De novo sequencing takes the harder route, reading the amino acid sequence directly from the spectrum without any reference database. This is essential for novel proteins, engineered antibodies, or organisms without sequenced genomes. Older algorithms struggled with accuracy, but deep learning tools like DeepNovo, PointNovo, and newer models like PepNet have dramatically improved performance by training neural networks on millions of spectra to recognize fragmentation patterns associated with specific amino acid sequences.

Top-Down vs. Bottom-Up Approaches

The bottom-up workflow described above, where proteins are digested into peptides before analysis, is the most widely used. But it has a fundamental weakness called the “peptide-to-protein inference” problem. When you chop multiple related protein forms into peptides, many of those peptides are shared between different versions of the protein. You lose information about which modifications existed on which intact protein.

Top-down proteomics skips the digestion step entirely, feeding whole intact proteins into the mass spectrometer. This preserves the complete picture: you can see all the modifications on a single protein molecule and distinguish between closely related protein forms (called proteoforms) that would look identical after digestion. Top-down analysis is particularly valuable for identifying where chemical modifications sit on a protein and for quantifying how much of each protein variant is present in a sample. The tradeoff is that intact proteins are harder to separate, fragment, and analyze, so the technique requires more specialized instrumentation.

Detecting Chemical Modifications

Proteins in living cells are frequently modified after they’re built. Phosphorylation, where a phosphate group is added to an amino acid, is one of the most important modifications because it acts as an on/off switch for many cellular processes. Mass spectrometry detects phosphorylation by the characteristic mass increase of 80 Daltons it adds to a peptide. During fragmentation, phosphorylated peptides often lose the phosphate group (a loss of 80 or 98 mass units, depending on which amino acid was modified), which serves as a diagnostic signal.

Pinpointing exactly which amino acid carries the modification can be tricky. Sulfation, a different modification, also adds exactly 80 Daltons, making it easy to confuse with phosphorylation. Distinguishing between the two requires careful analysis of the fragmentation patterns and sometimes specialized fragmentation techniques.

Sample Preparation Matters

No sequencing method works well on a dirty sample. Before any sequencing can begin, the protein needs to be isolated and purified from whatever biological mixture it came from, whether that’s blood, cell culture, or tissue. There’s no single test that proves a protein sample is “pure.” Instead, purity is assessed indirectly by checking for specific types of contaminants and demonstrating their absence using techniques like gel electrophoresis or chromatography.

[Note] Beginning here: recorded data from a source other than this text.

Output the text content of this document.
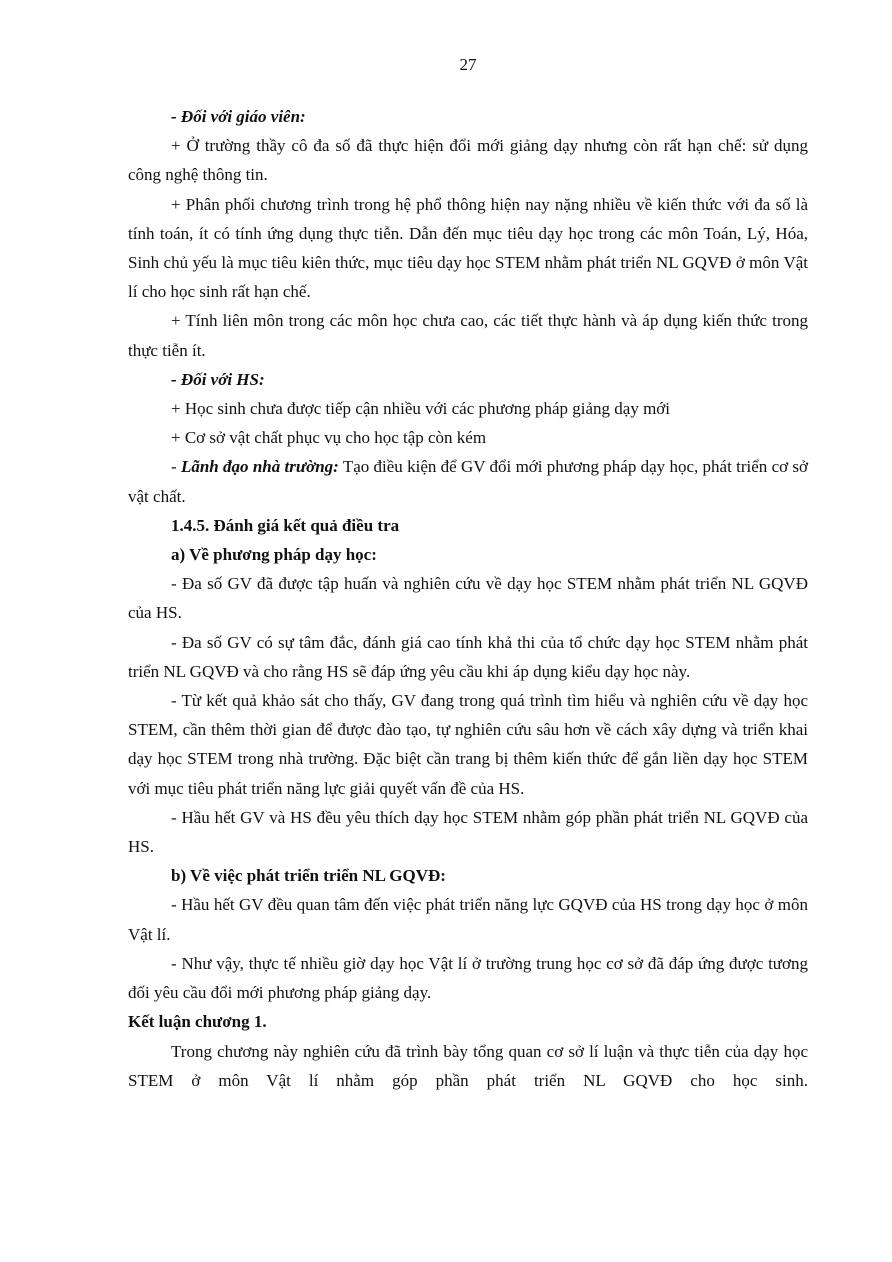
27

- Đối với giáo viên:

+ Ở trường thầy cô đa số đã thực hiện đổi mới giảng dạy nhưng còn rất hạn chế: sử dụng công nghệ thông tin.

+ Phân phối chương trình trong hệ phổ thông hiện nay nặng nhiều về kiến thức với đa số là tính toán, ít có tính ứng dụng thực tiễn. Dẫn đến mục tiêu dạy học trong các môn Toán, Lý, Hóa, Sinh chủ yếu là mục tiêu kiên thức, mục tiêu dạy học STEM nhằm phát triển NL GQVĐ ở môn Vật lí cho học sinh rất hạn chế.

+ Tính liên môn trong các môn học chưa cao, các tiết thực hành và áp dụng kiến thức trong thực tiễn ít.

- Đối với HS:

+ Học sinh chưa được tiếp cận nhiều với các phương pháp giảng dạy mới

+ Cơ sở vật chất phục vụ cho học tập còn kém

- Lãnh đạo nhà trường: Tạo điều kiện để GV đổi mới phương pháp dạy học, phát triển cơ sở vật chất.

1.4.5. Đánh giá kết quả điều tra

a) Về phương pháp dạy học:

- Đa số GV đã được tập huấn và nghiên cứu về dạy học STEM nhằm phát triển NL GQVĐ của HS.

- Đa số GV có sự tâm đắc, đánh giá cao tính khả thi của tổ chức dạy học STEM nhằm phát triển NL GQVĐ và cho rằng HS sẽ đáp ứng yêu cầu khi áp dụng kiểu dạy học này.

- Từ kết quả khảo sát cho thấy, GV đang trong quá trình tìm hiểu và nghiên cứu về dạy học STEM, cần thêm thời gian để được đào tạo, tự nghiên cứu sâu hơn về cách xây dựng và triển khai dạy học STEM trong nhà trường. Đặc biệt cần trang bị thêm kiến thức để gắn liền dạy học STEM với mục tiêu phát triển năng lực giải quyết vấn đề của HS.

- Hầu hết GV và HS đều yêu thích dạy học STEM nhằm góp phần phát triển NL GQVĐ của HS.

b) Về việc phát triển triển NL GQVĐ:

- Hầu hết GV đều quan tâm đến việc phát triển năng lực GQVĐ của HS trong dạy học ở môn Vật lí.

- Như vậy, thực tế nhiều giờ dạy học Vật lí ở trường trung học cơ sở đã đáp ứng được tương đối yêu cầu đổi mới phương pháp giảng dạy.

Kết luận chương 1.

Trong chương này nghiên cứu đã trình bày tổng quan cơ sở lí luận và thực tiễn của dạy học STEM ở môn Vật lí nhằm góp phần phát triển NL GQVĐ cho học sinh.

For mass spectrometry, contaminants like salts, detergents, and other proteins can suppress the signal or crowd out the peptides you’re trying to measure. Standard preparation includes unfolding the protein with a chemical denaturant, breaking any disulfide bonds that hold the protein’s shape together, and then digesting with trypsin or other enzymes. Each step needs to be cleaned up before the sample enters the mass spectrometer.

Nanopore Sequencing: A Technology in Progress

Nanopore sequencing revolutionized DNA analysis by reading single molecules in real time as they thread through a tiny pore. Adapting this technology for proteins is an active area of research, and several groups have demonstrated that nanopores can identify proteins by reading patterns as fragments or whole molecules pass through. However, true de novo protein sequencing, reconstructing a complete unknown sequence from scratch, remains an unsolved challenge. Proteins don’t have a uniform electrical charge like DNA, making it harder to control their movement through the pore at a steady, readable pace. Reconstructing full sequences from the signals nanopores produce still requires significant computational and experimental advances.